At Stepney Primary and Junior High School, he met Bob Marley. In 1955, after the death of Marley’s father from a heart attack, 10-year-old Bob and his mother Cedella moved in with Wailer and his father in Trench Town. Marley and Wailer were brought up as stepbrothe­rs. Cedella and Thaddeus also had a daughter, Claudette Pearl.

In 1963, Marley and Wailer formed a vocal group with their pal, Peter Tosh, called The Wailing Wailers — “because we started out crying”, said Bunny.
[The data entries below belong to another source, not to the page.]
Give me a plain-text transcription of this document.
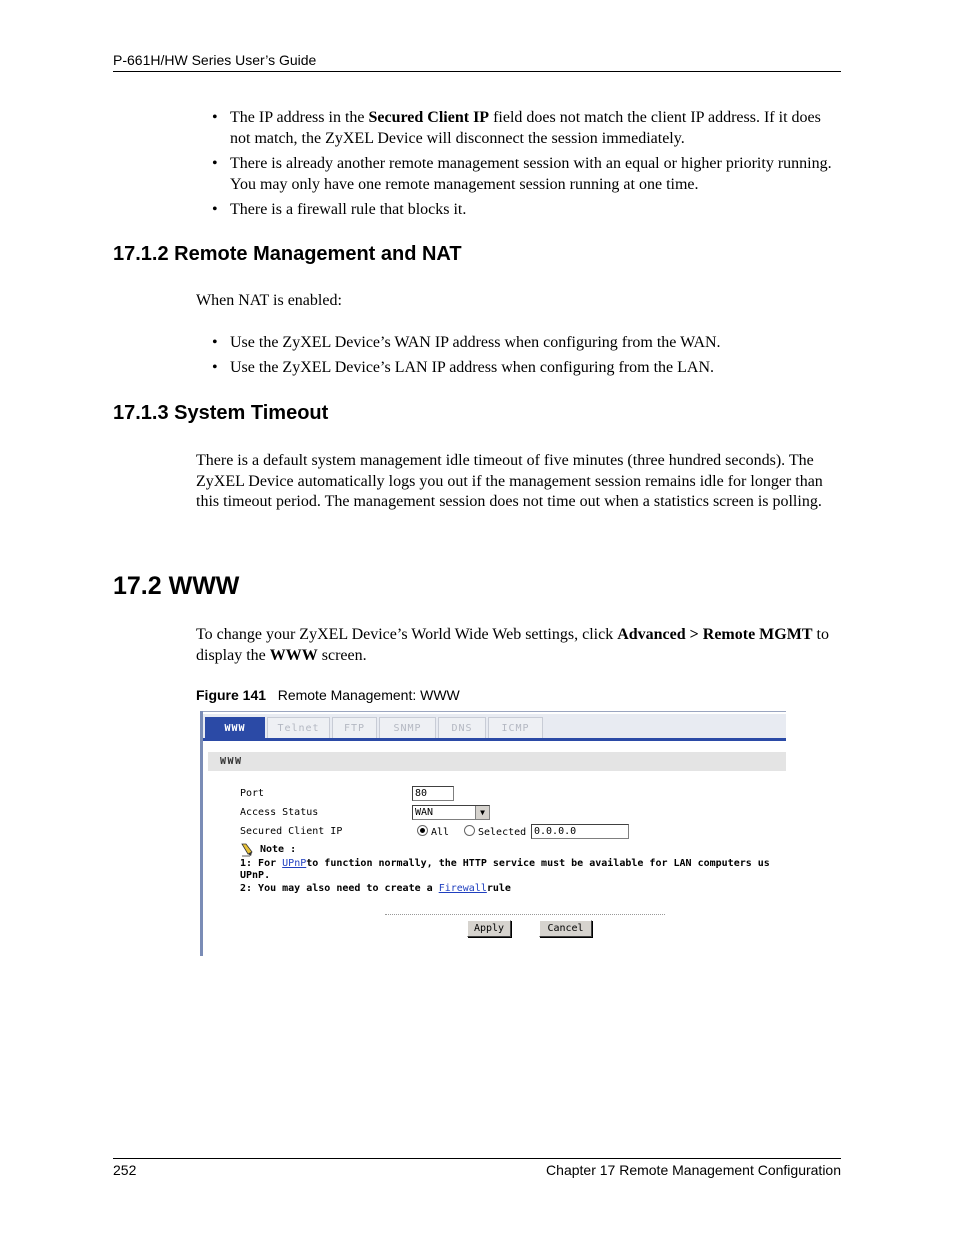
P-661H/HW Series User’s Guide
• The IP address in the Secured Client IP field does not match the client IP address. If it does not match, the ZyXEL Device will disconnect the session immediately.
• There is already another remote management session with an equal or higher priority running. You may only have one remote management session running at one time.
• There is a firewall rule that blocks it.
17.1.2 Remote Management and NAT

When NAT is enabled:

• Use the ZyXEL Device’s WAN IP address when configuring from the WAN.
• Use the ZyXEL Device’s LAN IP address when configuring from the LAN.
17.1.3 System Timeout

There is a default system management idle timeout of five minutes (three hundred seconds). The ZyXEL Device automatically logs you out if the management session remains idle for longer than this timeout period. The management session does not time out when a statistics screen is polling.

17.2 WWW

To change your ZyXEL Device’s World Wide Web settings, click Advanced > Remote MGMT to display the WWW screen.

Figure 141 Remote Management: WWW
WWW	Telnet	FTP	SNMP	DNS	ICMP
WWW
Port	80
Access Status	WAN	▼
Secured Client IP	All	Selected 0.0.0.0
Note :
1: For UPnPto function normally, the HTTP service must be available for LAN computers us
UPnP.
2: You may also need to create a Firewallrule
Apply	Cancel
252	Chapter 17 Remote Management Configuration
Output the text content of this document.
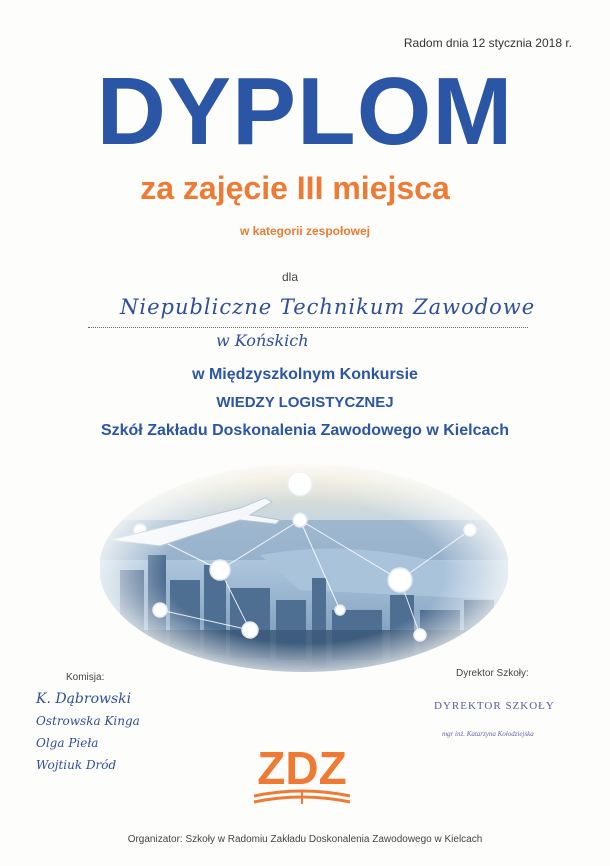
Radom dnia 12 stycznia 2018 r.
DYPLOM
za zajęcie III miejsca
w kategorii zespołowej
dla
Niepubliczne Technikum Zawodowe
w Końskich
w Międzyszkolnym Konkursie
WIEDZY LOGISTYCZNEJ
Szkół Zakładu Doskonalenia Zawodowego w Kielcach
Komisja:
K. Dąbrowski
Ostrowska Kinga
Olga Pieła
Wojtiuk Dród
Dyrektor Szkoły:
DYREKTOR SZKOŁY
mgr inż. Katarzyna Kołodziejska
ZDZ
Organizator: Szkoły w Radomiu Zakładu Doskonalenia Zawodowego w Kielcach
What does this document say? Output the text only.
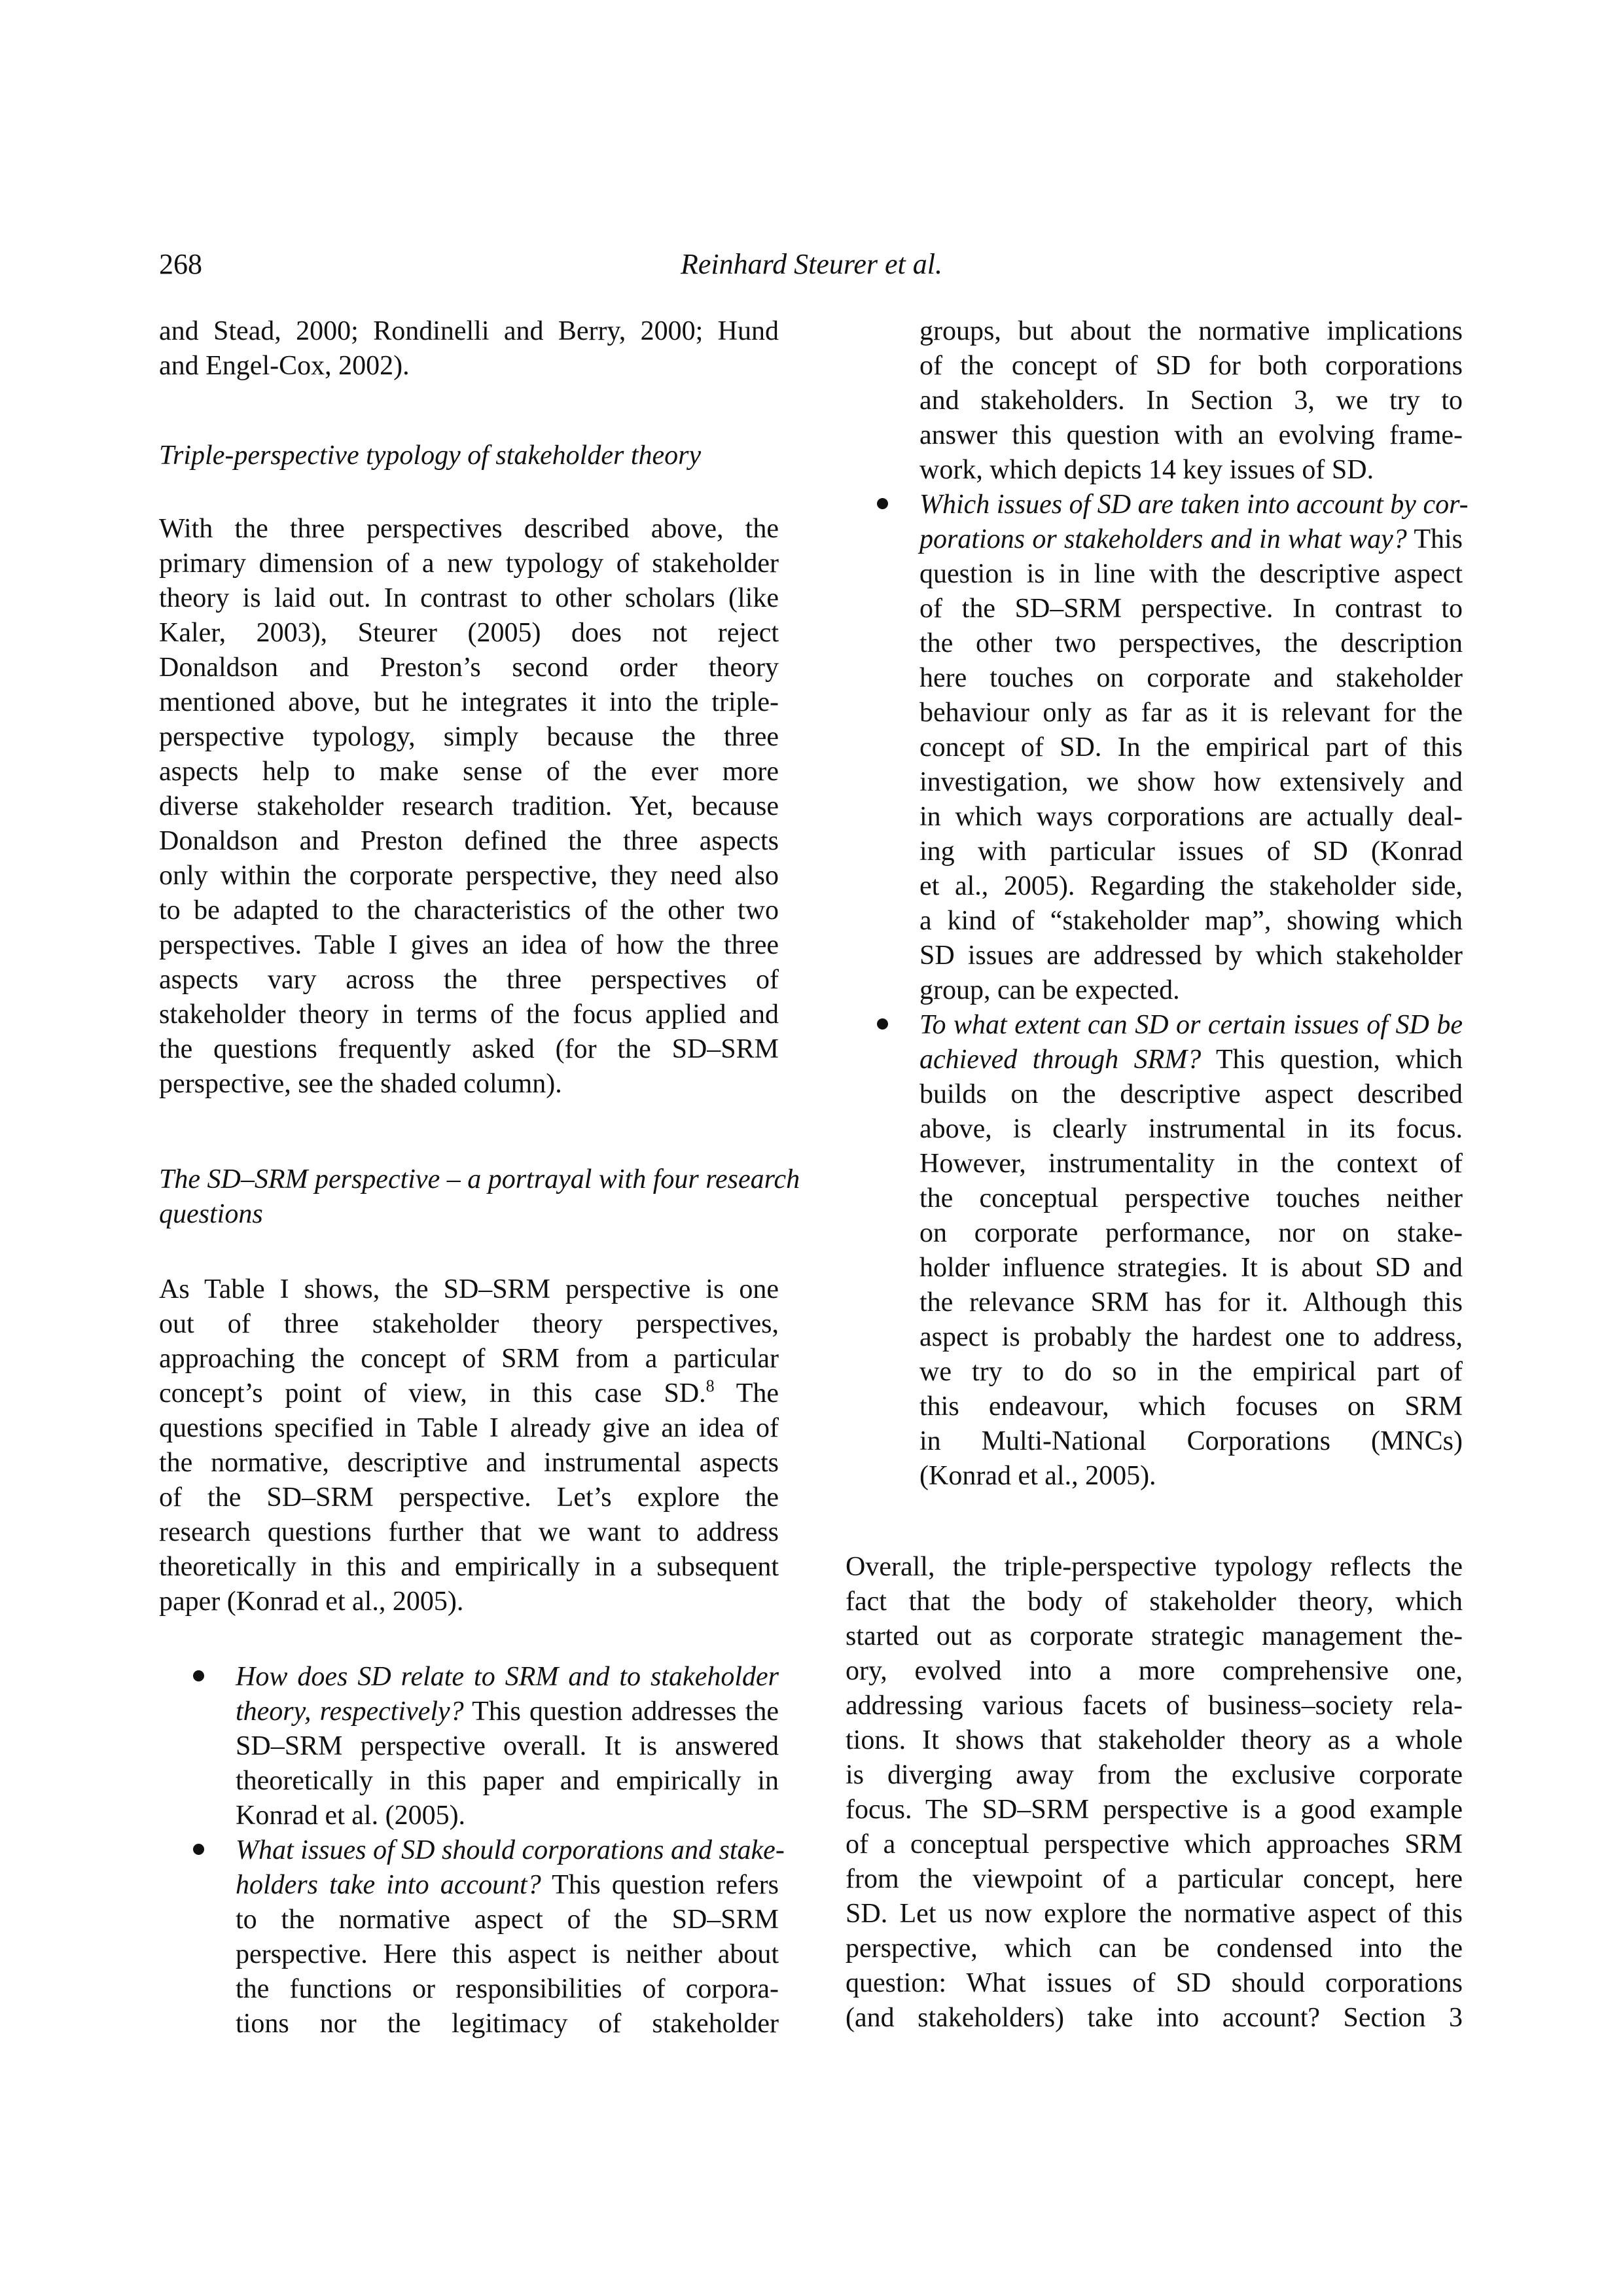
268	Reinhard Steurer et al.
and Stead, 2000; Rondinelli and Berry, 2000; Hund
and Engel-Cox, 2002).
Triple-perspective typology of stakeholder theory
With the three perspectives described above, the
primary dimension of a new typology of stakeholder
theory is laid out. In contrast to other scholars (like
Kaler, 2003), Steurer (2005) does not reject
Donaldson and Preston’s second order theory
mentioned above, but he integrates it into the triple-
perspective typology, simply because the three
aspects help to make sense of the ever more
diverse stakeholder research tradition. Yet, because
Donaldson and Preston defined the three aspects
only within the corporate perspective, they need also
to be adapted to the characteristics of the other two
perspectives. Table I gives an idea of how the three
aspects vary across the three perspectives of
stakeholder theory in terms of the focus applied and
the questions frequently asked (for the SD–SRM
perspective, see the shaded column).
The SD–SRM perspective – a portrayal with four research
questions
As Table I shows, the SD–SRM perspective is one
out of three stakeholder theory perspectives,
approaching the concept of SRM from a particular
concept’s point of view, in this case SD.$^8$ The
questions specified in Table I already give an idea of
the normative, descriptive and instrumental aspects
of the SD–SRM perspective. Let’s explore the
research questions further that we want to address
theoretically in this and empirically in a subsequent
paper (Konrad et al., 2005).
How does SD relate to SRM and to stakeholder
theory, respectively? This question addresses the
SD–SRM perspective overall. It is answered
theoretically in this paper and empirically in
Konrad et al. (2005).
What issues of SD should corporations and stake-
holders take into account? This question refers
to the normative aspect of the SD–SRM
perspective. Here this aspect is neither about
the functions or responsibilities of corpora-
tions nor the legitimacy of stakeholder
groups, but about the normative implications
of the concept of SD for both corporations
and stakeholders. In Section 3, we try to
answer this question with an evolving frame-
work, which depicts 14 key issues of SD.
Which issues of SD are taken into account by cor-
porations or stakeholders and in what way? This
question is in line with the descriptive aspect
of the SD–SRM perspective. In contrast to
the other two perspectives, the description
here touches on corporate and stakeholder
behaviour only as far as it is relevant for the
concept of SD. In the empirical part of this
investigation, we show how extensively and
in which ways corporations are actually deal-
ing with particular issues of SD (Konrad
et al., 2005). Regarding the stakeholder side,
a kind of “stakeholder map”, showing which
SD issues are addressed by which stakeholder
group, can be expected.
To what extent can SD or certain issues of SD be
achieved through SRM? This question, which
builds on the descriptive aspect described
above, is clearly instrumental in its focus.
However, instrumentality in the context of
the conceptual perspective touches neither
on corporate performance, nor on stake-
holder influence strategies. It is about SD and
the relevance SRM has for it. Although this
aspect is probably the hardest one to address,
we try to do so in the empirical part of
this endeavour, which focuses on SRM
in Multi-National Corporations (MNCs)
(Konrad et al., 2005).
Overall, the triple-perspective typology reflects the
fact that the body of stakeholder theory, which
started out as corporate strategic management the-
ory, evolved into a more comprehensive one,
addressing various facets of business–society rela-
tions. It shows that stakeholder theory as a whole
is diverging away from the exclusive corporate
focus. The SD–SRM perspective is a good example
of a conceptual perspective which approaches SRM
from the viewpoint of a particular concept, here
SD. Let us now explore the normative aspect of this
perspective, which can be condensed into the
question: What issues of SD should corporations
(and stakeholders) take into account? Section 3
In February 1964, the band released Simmer Down, which went to No 1 in Jamaica and called for an end to gun violence in Kingston. In 1965, they released their debut album, The Wailing Wailers.

A year later, when Marley married Rita Anderson and moved for a time to America, where his mother lived and Wailer found himself in jail, the band was put on hold. In 1970, they released their second album, Soul Rebels.

In 1972, the band signed to a major label in England, Island Records. In April 1973, they released the album that broke them internatio­nally, Catch a Fire. By the end of that year, the album, including Get Up, Stand Up and I Shot the Sheriff, was hailed as a masterpiec­e, and reggae exploded all over the world thanks to these three dreadlocke­d mystics.

It was the last album to feature Wailer, who left with Tosh, disillusio­ned at how Island Records was marketing the band as Bob Marley and the Wailers.

He lived in a cabin by the sea in Jamaica, where he fished and wrote songs. He said he left because he believed the lifestyle and the commercial aspects were contrary to his beliefs.

“People get taken away in getting themselves to be a star and that is a different thing from getting yourself to be a good writer, musician,” he said.

In 1976, he released his debut solo album, Blackheart Man, on his own label, Solomonic. By now living as a recluse, he released the album Protest in 1977 and Rock ’N Groove in 1981. He went on to win the Grammy for Best Reggae Album three times: in 1991 for Time Will Tell: A Tribute to Bob Marley; in 1995 for Crucial! Roots Classics; and in 1997 for Hall of Fame: A Tribute to Bob Marley’s 50th Anniversar­y. He was also awarded Jamaica’s Order of Merit in 2017.

“Bob, Peter and myself were totally responsibl­e for the Wailers sound, and what the Wailers brought to the world and left as a legacy,” he said in 2016.

Last Tuesday, the last surviving original member of the Wailers died at Medical Associates Hospital in Kingston. He was 73 and had been hospitalis­ed since last summer following a stroke.

He is survived by 10 children. His partner of 50 years, Jean Watt, who suffered from dementia, has been missing since last May.